Document every legacy component and its owner as early as possible. A simple control log (Excel, Kanban board, or an issue tracker) that lists component state, owner, and deactivation date will save significant time and risk down the line.


- Legacy components: the concrete list of items to be migrated or retired.
- Coordinator(s): typically the project manager (PM) who tracks progress, ownership, deadlines, and blockers.
- Engineering teams: the squads that implement integrations, instrument services, and troubleshoot issues.

- Owns backbone observability components: agent configuration, cloud-provider integrations, internal libraries, Helm charts, host/cluster agents, and platform-level tooling.
- Provides shared configuration and support that other teams rely on.

- Converts telemetry into actionable views for both engineering and business stakeholders.
- Responsible for migrating legacy dashboards, improving visualizations, and building views that track availability, latency, and business metrics.

- Ensures teams are notified when problems occur so they don’t need to constantly watch dashboards.
- Migrates existing alerts and creates new ones for business, technical, availability, latency, and anomaly detection to reduce manual monitoring overhead.
- Implements deep application-level observability: logging libraries across languages, custom application metrics, OpenTelemetry instrumentation, and APM enablement.
- Because instrumentation is often the most involved work, this should often be the largest team.
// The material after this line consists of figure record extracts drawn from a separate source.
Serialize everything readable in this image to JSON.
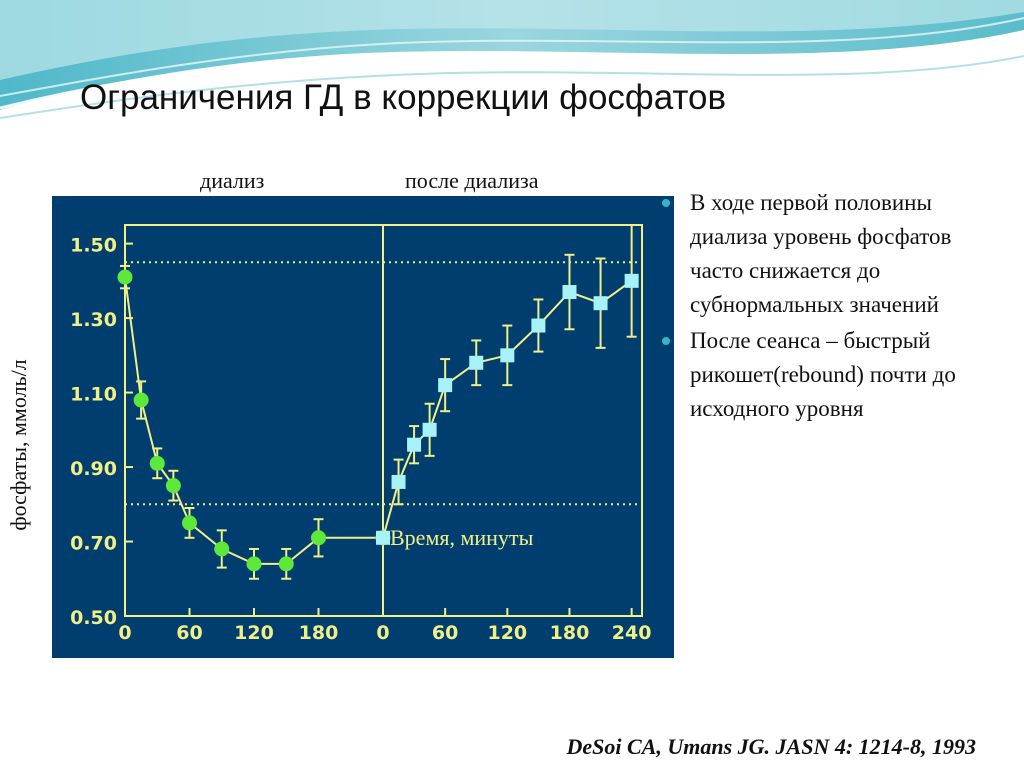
{
  "title": "Ограничения ГД в коррекции фосфатов",
  "captions": {
    "dialysis": "диализ",
    "after": "после диализа"
  },
  "bullets": [
    "В ходе первой половины диализа уровень фосфатов часто снижается до субнормальных значений",
    "После сеанса – быстрый рикошет(rebound) почти до исходного уровня"
  ],
  "citation": "DeSoi CA, Umans JG. JASN 4: 1214-8, 1993",
  "colors": {
    "chart_bg": "#003e6f",
    "axis": "#f2ef86",
    "dialysis_marker": "#5ee83a",
    "after_marker": "#a6f2f8",
    "bullet": "#35b5c8"
  },
  "chart_data": {
    "type": "line",
    "ylabel": "фосфаты, ммоль/л",
    "xlabel": "Время, минуты",
    "yticks": [
      0.5,
      0.7,
      0.9,
      1.1,
      1.3,
      1.5
    ],
    "ytick_labels": [
      "0.50",
      "0.70",
      "0.90",
      "1.10",
      "1.30",
      "1.50"
    ],
    "ylim": [
      0.5,
      1.55
    ],
    "reference_lines": [
      1.45,
      0.8
    ],
    "panels": [
      {
        "name": "диализ",
        "xlim": [
          0,
          240
        ],
        "xticks": [
          0,
          60,
          120,
          180
        ],
        "marker": "circle",
        "x": [
          0,
          15,
          30,
          45,
          60,
          90,
          120,
          150,
          180,
          240
        ],
        "y": [
          1.41,
          1.08,
          0.91,
          0.85,
          0.75,
          0.68,
          0.64,
          0.64,
          0.71,
          0.71
        ],
        "err": [
          0.03,
          0.05,
          0.04,
          0.04,
          0.04,
          0.05,
          0.04,
          0.04,
          0.05,
          0
        ]
      },
      {
        "name": "после диализа",
        "xlim": [
          0,
          250
        ],
        "xticks": [
          0,
          60,
          120,
          180,
          240
        ],
        "marker": "square",
        "x": [
          0,
          15,
          30,
          45,
          60,
          90,
          120,
          150,
          180,
          210,
          240
        ],
        "y": [
          0.71,
          0.86,
          0.96,
          1.0,
          1.12,
          1.18,
          1.2,
          1.28,
          1.37,
          1.34,
          1.4
        ],
        "err": [
          0,
          0.06,
          0.05,
          0.07,
          0.07,
          0.06,
          0.08,
          0.07,
          0.1,
          0.12,
          0.15
        ]
      }
    ]
  }
}
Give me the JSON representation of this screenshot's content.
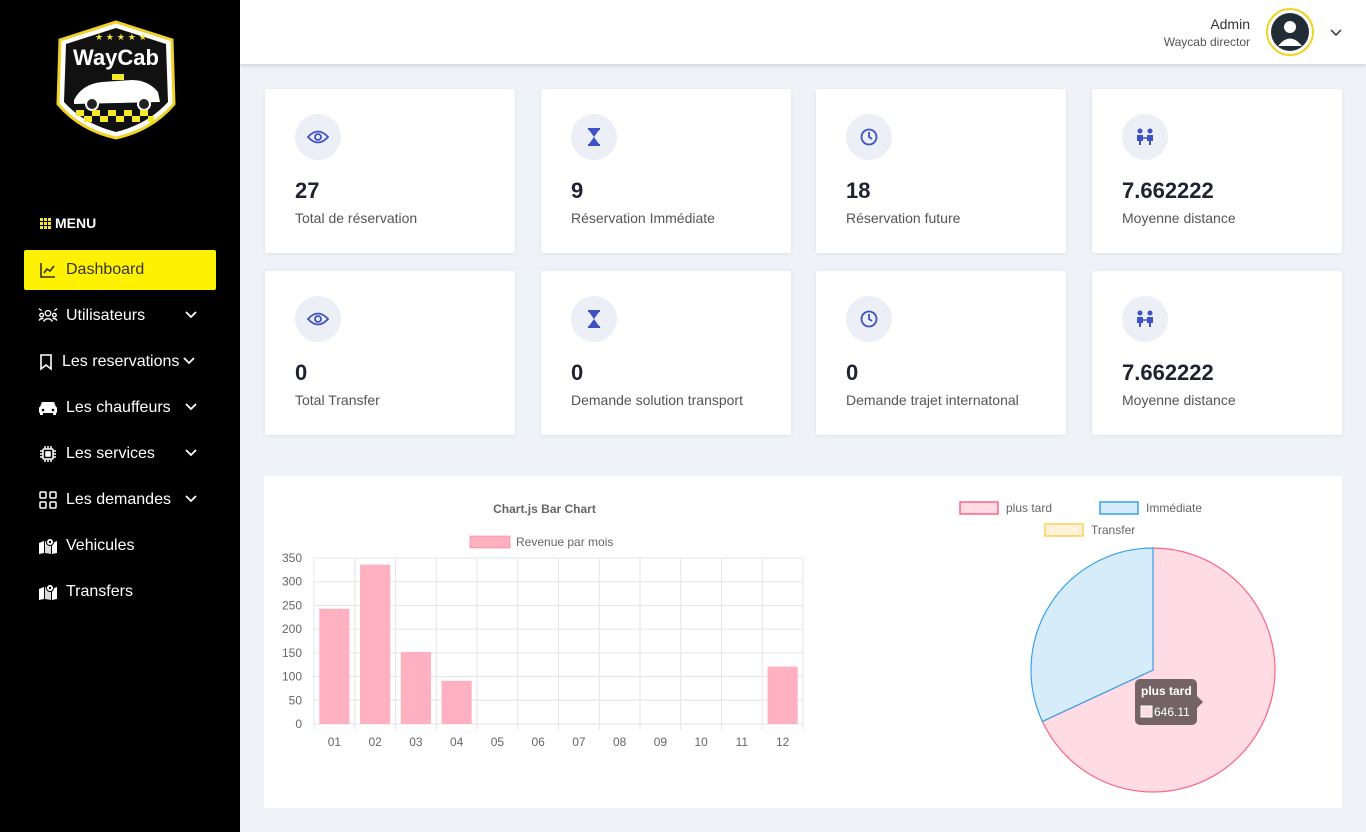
{
  "brand": {
    "logo_text": "WayCab"
  },
  "menu": {
    "title": "MENU",
    "items": [
      {
        "label": "Dashboard",
        "icon": "chart-line-icon",
        "active": true,
        "has_submenu": false
      },
      {
        "label": "Utilisateurs",
        "icon": "users-icon",
        "active": false,
        "has_submenu": true
      },
      {
        "label": "Les reservations",
        "icon": "bookmark-icon",
        "active": false,
        "has_submenu": true
      },
      {
        "label": "Les chauffeurs",
        "icon": "car-icon",
        "active": false,
        "has_submenu": true
      },
      {
        "label": "Les services",
        "icon": "cpu-icon",
        "active": false,
        "has_submenu": true
      },
      {
        "label": "Les demandes",
        "icon": "grid-icon",
        "active": false,
        "has_submenu": true
      },
      {
        "label": "Vehicules",
        "icon": "map-icon",
        "active": false,
        "has_submenu": false
      },
      {
        "label": "Transfers",
        "icon": "map-icon",
        "active": false,
        "has_submenu": false
      }
    ]
  },
  "header": {
    "user_name": "Admin",
    "user_role": "Waycab director"
  },
  "stats": [
    {
      "value": "27",
      "label": "Total de réservation",
      "icon": "eye-icon"
    },
    {
      "value": "9",
      "label": "Réservation Immédiate",
      "icon": "hourglass-icon"
    },
    {
      "value": "18",
      "label": "Réservation future",
      "icon": "clock-icon"
    },
    {
      "value": "7.662222",
      "label": "Moyenne distance",
      "icon": "people-icon"
    },
    {
      "value": "0",
      "label": "Total Transfer",
      "icon": "eye-icon"
    },
    {
      "value": "0",
      "label": "Demande solution transport",
      "icon": "hourglass-icon"
    },
    {
      "value": "0",
      "label": "Demande trajet internatonal",
      "icon": "clock-icon"
    },
    {
      "value": "7.662222",
      "label": "Moyenne distance",
      "icon": "people-icon"
    }
  ],
  "colors": {
    "sidebar_bg": "#000000",
    "active_item": "#fff200",
    "icon_accent": "#3f51c7",
    "bar_fill": "#ffb1c1",
    "pie_red_fill": "#ffdbe3",
    "pie_red_border": "#ff6384",
    "pie_blue_fill": "#d7ecfb",
    "pie_blue_border": "#36a2eb",
    "pie_yellow_fill": "#fff4d9",
    "pie_yellow_border": "#ffcd56"
  },
  "chart_data": [
    {
      "type": "bar",
      "title": "Chart.js Bar Chart",
      "categories": [
        "01",
        "02",
        "03",
        "04",
        "05",
        "06",
        "07",
        "08",
        "09",
        "10",
        "11",
        "12"
      ],
      "series": [
        {
          "name": "Revenue par mois",
          "values": [
            243,
            336,
            152,
            91,
            0,
            0,
            0,
            0,
            0,
            0,
            0,
            121
          ]
        }
      ],
      "ylim": [
        0,
        350
      ],
      "yticks": [
        0,
        50,
        100,
        150,
        200,
        250,
        300,
        350
      ],
      "legend": "top",
      "grid": true
    },
    {
      "type": "pie",
      "labels": [
        "plus tard",
        "Immédiate",
        "Transfer"
      ],
      "values": [
        646.11,
        303,
        0
      ],
      "legend": "top",
      "tooltip": {
        "title": "plus tard",
        "value": "646.11"
      }
    }
  ]
}
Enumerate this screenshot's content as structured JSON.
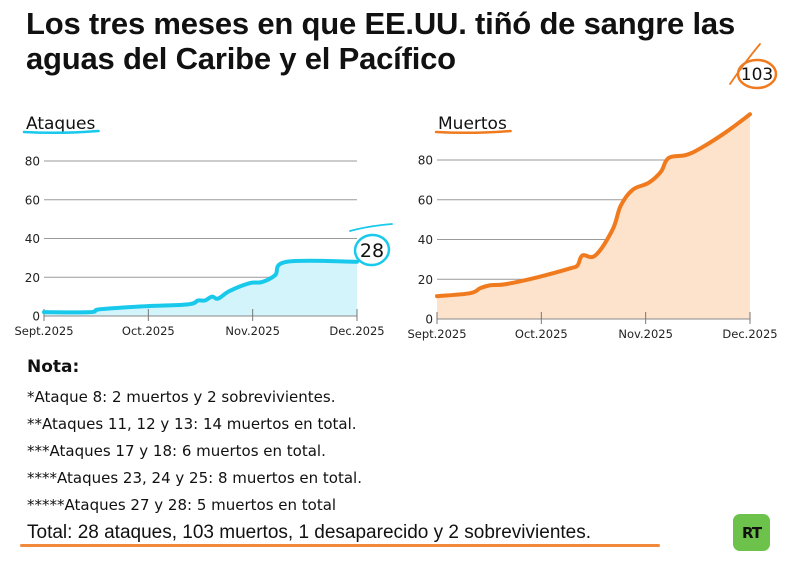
{
  "title": "Los tres meses en que EE.UU. tiñó de sangre las aguas del Caribe y el Pacífico",
  "colors": {
    "attacks_line": "#18c9ec",
    "attacks_fill": "#d3f4fb",
    "deaths_line": "#f07a1e",
    "deaths_fill": "#fde2cc",
    "grid": "#9a9a9a",
    "logo_green": "#6cc24a"
  },
  "chart_data": [
    {
      "type": "area",
      "title": "Ataques",
      "xlabel": "",
      "ylabel": "",
      "ylim": [
        0,
        80
      ],
      "yticks": [
        0,
        20,
        40,
        60,
        80
      ],
      "xticks": [
        "Sept.2025",
        "Oct.2025",
        "Nov.2025",
        "Dec.2025"
      ],
      "grid": true,
      "x_unit": "fraction of period Sept.2025 to Dec.2025",
      "series": [
        {
          "name": "Ataques",
          "x": [
            0.0,
            0.147,
            0.179,
            0.319,
            0.46,
            0.492,
            0.514,
            0.537,
            0.556,
            0.594,
            0.658,
            0.696,
            0.738,
            0.776,
            1.0
          ],
          "values": [
            2,
            2,
            3.5,
            5,
            6,
            8,
            8,
            10,
            9,
            13,
            17,
            17.5,
            21,
            28,
            28
          ]
        }
      ],
      "annotation": "28"
    },
    {
      "type": "area",
      "title": "Muertos",
      "xlabel": "",
      "ylabel": "",
      "ylim": [
        0,
        80
      ],
      "yticks": [
        0,
        20,
        40,
        60,
        80
      ],
      "xticks": [
        "Sept.2025",
        "Oct.2025",
        "Nov.2025",
        "Dec.2025"
      ],
      "grid": true,
      "x_unit": "fraction of period Sept.2025 to Dec.2025",
      "series": [
        {
          "name": "Muertos",
          "x": [
            0.0,
            0.106,
            0.138,
            0.17,
            0.218,
            0.321,
            0.426,
            0.449,
            0.465,
            0.506,
            0.561,
            0.587,
            0.625,
            0.676,
            0.715,
            0.74,
            0.795,
            0.843,
            0.923,
            1.0
          ],
          "values": [
            11.5,
            13,
            15.5,
            17,
            17.5,
            21,
            25.5,
            27,
            32,
            32,
            45,
            57,
            65,
            68.5,
            74,
            81,
            82.5,
            86,
            94,
            103
          ]
        }
      ],
      "annotation": "103"
    }
  ],
  "notes": {
    "heading": "Nota:",
    "items": [
      "*Ataque 8: 2 muertos y 2 sobrevivientes.",
      "**Ataques 11, 12 y 13: 14 muertos en total.",
      "***Ataques 17 y 18: 6 muertos en total.",
      "****Ataques 23, 24 y 25: 8 muertos en total.",
      "*****Ataques 27 y 28: 5 muertos en total"
    ]
  },
  "total": "Total: 28 ataques, 103 muertos, 1 desaparecido y 2 sobrevivientes.",
  "logo": "RT"
}
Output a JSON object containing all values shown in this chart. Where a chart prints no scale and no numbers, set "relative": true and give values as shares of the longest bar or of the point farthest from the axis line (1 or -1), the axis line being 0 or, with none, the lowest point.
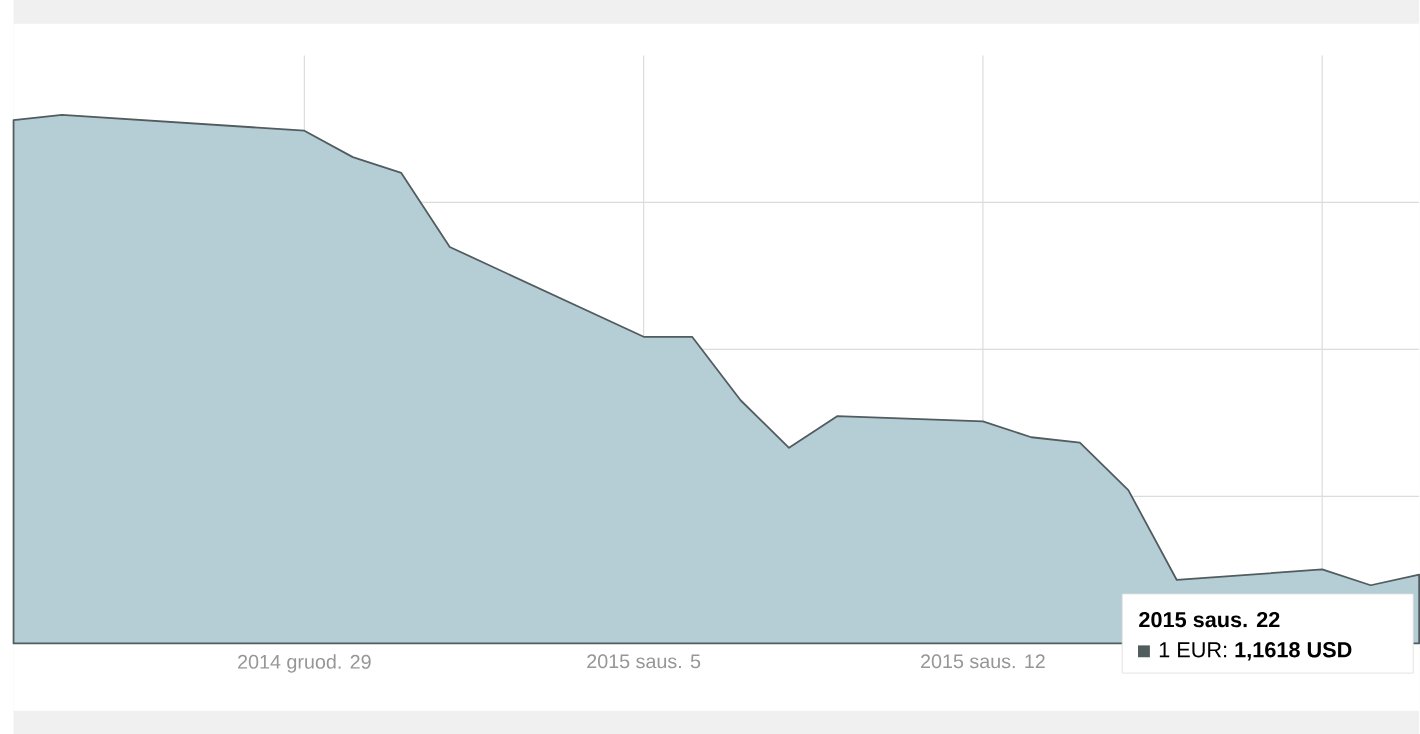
{
  "chart_data": {
    "type": "area",
    "relative": true,
    "x": [
      "2014-12-23",
      "2014-12-24",
      "2014-12-29",
      "2014-12-30",
      "2014-12-31",
      "2015-01-01",
      "2015-01-05",
      "2015-01-06",
      "2015-01-07",
      "2015-01-08",
      "2015-01-09",
      "2015-01-12",
      "2015-01-13",
      "2015-01-14",
      "2015-01-15",
      "2015-01-16",
      "2015-01-19",
      "2015-01-20",
      "2015-01-21"
    ],
    "series": [
      {
        "color": "#b5cdd4",
        "values": [
          0.99,
          1,
          0.97,
          0.92,
          0.89,
          0.75,
          0.58,
          0.58,
          0.46,
          0.37,
          0.43,
          0.42,
          0.39,
          0.38,
          0.29,
          0.12,
          0.14,
          0.11,
          0.13
        ]
      }
    ],
    "xlim": [
      "2014-12-23",
      "2015-01-21"
    ],
    "xticks": [
      {
        "value": "2014-12-29",
        "label": "2014 gruod. 29"
      },
      {
        "value": "2015-01-05",
        "label": "2015 saus. 5"
      },
      {
        "value": "2015-01-12",
        "label": "2015 saus. 12"
      },
      {
        "value": "2015-01-19",
        "label": null
      }
    ],
    "grid": true,
    "annotations": [
      "2015 saus. 22",
      "1 EUR: **1,1618 USD**"
    ]
  }
}
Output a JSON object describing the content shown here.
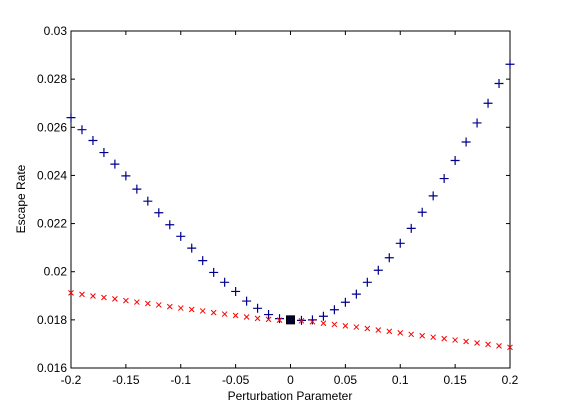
{
  "chart_data": {
    "type": "scatter",
    "title": "",
    "xlabel": "Perturbation Parameter",
    "ylabel": "Escape Rate",
    "xlim": [
      -0.2,
      0.2
    ],
    "ylim": [
      0.016,
      0.03
    ],
    "grid": false,
    "x_ticks": [
      -0.2,
      -0.15,
      -0.1,
      -0.05,
      0,
      0.05,
      0.1,
      0.15,
      0.2
    ],
    "x_tick_labels": [
      "-0.2",
      "-0.15",
      "-0.1",
      "-0.05",
      "0",
      "0.05",
      "0.1",
      "0.15",
      "0.2"
    ],
    "y_ticks": [
      0.016,
      0.018,
      0.02,
      0.022,
      0.024,
      0.026,
      0.028,
      0.03
    ],
    "y_tick_labels": [
      "0.016",
      "0.018",
      "0.02",
      "0.022",
      "0.024",
      "0.026",
      "0.028",
      "0.03"
    ],
    "series": [
      {
        "marker": "plus",
        "color": "#00008B",
        "x": [
          -0.2,
          -0.19,
          -0.18,
          -0.17,
          -0.16,
          -0.15,
          -0.14,
          -0.13,
          -0.12,
          -0.11,
          -0.1,
          -0.09,
          -0.08,
          -0.07,
          -0.06,
          -0.05,
          -0.04,
          -0.03,
          -0.02,
          -0.01,
          0.01,
          0.02,
          0.03,
          0.04,
          0.05,
          0.06,
          0.07,
          0.08,
          0.09,
          0.1,
          0.11,
          0.12,
          0.13,
          0.14,
          0.15,
          0.16,
          0.17,
          0.18,
          0.19,
          0.2
        ],
        "y": [
          0.0264,
          0.0259,
          0.02545,
          0.02495,
          0.02447,
          0.02398,
          0.02343,
          0.02293,
          0.02245,
          0.02195,
          0.02147,
          0.02098,
          0.02046,
          0.01997,
          0.01956,
          0.01918,
          0.01878,
          0.01848,
          0.01822,
          0.01805,
          0.01798,
          0.018,
          0.01815,
          0.01842,
          0.01873,
          0.01907,
          0.01956,
          0.02006,
          0.02058,
          0.02118,
          0.0218,
          0.02247,
          0.02315,
          0.02387,
          0.02462,
          0.02539,
          0.02618,
          0.027,
          0.02782,
          0.02862
        ]
      },
      {
        "marker": "x",
        "color": "#FF0000",
        "x": [
          -0.2,
          -0.19,
          -0.18,
          -0.17,
          -0.16,
          -0.15,
          -0.14,
          -0.13,
          -0.12,
          -0.11,
          -0.1,
          -0.09,
          -0.08,
          -0.07,
          -0.06,
          -0.05,
          -0.04,
          -0.03,
          -0.02,
          -0.01,
          0.01,
          0.02,
          0.03,
          0.04,
          0.05,
          0.06,
          0.07,
          0.08,
          0.09,
          0.1,
          0.11,
          0.12,
          0.13,
          0.14,
          0.15,
          0.16,
          0.17,
          0.18,
          0.19,
          0.2
        ],
        "y": [
          0.01912,
          0.01906,
          0.01899,
          0.01893,
          0.01887,
          0.0188,
          0.01874,
          0.01868,
          0.01862,
          0.01855,
          0.01849,
          0.01843,
          0.01837,
          0.0183,
          0.01824,
          0.01818,
          0.01812,
          0.01806,
          0.01802,
          0.01799,
          0.01796,
          0.01792,
          0.01786,
          0.01781,
          0.01775,
          0.0177,
          0.01764,
          0.01758,
          0.01752,
          0.01746,
          0.0174,
          0.01734,
          0.01728,
          0.01722,
          0.01716,
          0.0171,
          0.01704,
          0.01698,
          0.01692,
          0.01686
        ]
      },
      {
        "marker": "square",
        "color": "#000033",
        "x": [
          0
        ],
        "y": [
          0.018
        ]
      }
    ]
  }
}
- A CoE is a multi-disciplinary group of subject-matter experts who define best-practice patterns, help troubleshoot hard problems, run knowledge-sharing, and guide observability strategy.
- The PM ensures the migration progresses: setting deadlines, communicating with management, coordinating teams, and protecting engineering squads from unrelated interrupts.
- The PM manages prioritization, handles urgent issues, resolves inter-team conflicts, and removes blockers.
- Reserve capacity for unplanned operational work and incident response during migration.
| Team | Primary responsibilities | Key outputs |
|---|---|---|
| Core | Agent configs, cloud integrations, Helm charts, shared libraries | Stable agent deployments, platform charts |
| Dashboard | Migrate and improve dashboards, business/technical views | Business-facing dashboards, SLA views |
| Alerting | Migrate/create alerts, anomaly detection | Alerting rules, escalation policies |
| Application | Logging, custom metrics, OTel, APM | Instrumented services, libraries, tracing |
| CoE | Best practices, training, troubleshooting | Playbooks, templates, workshops |
| PM / Coordinator | Track progress, remove blockers, communication | Control log, timelines, stakeholder updates |
- Prioritize high-risk legacy components first—those with no owner or those that have been patched repeatedly.
- Start simple: migrate basic telemetry before advanced features like distributed tracing and anomaly detection.
- Use the migration as an opportunity to improve observability: replace brittle dashboards, reduce alert noise, and standardize instrumentation.
- Keep documentation and runbooks updated as you migrate components.
- Measure progress with clear milestones and a control log of deactivations.
Do not leave legacy components “running and forgotten.” Each unmanaged component is ongoing technical debt—plan explicit decommission dates and accountabilities before cutover.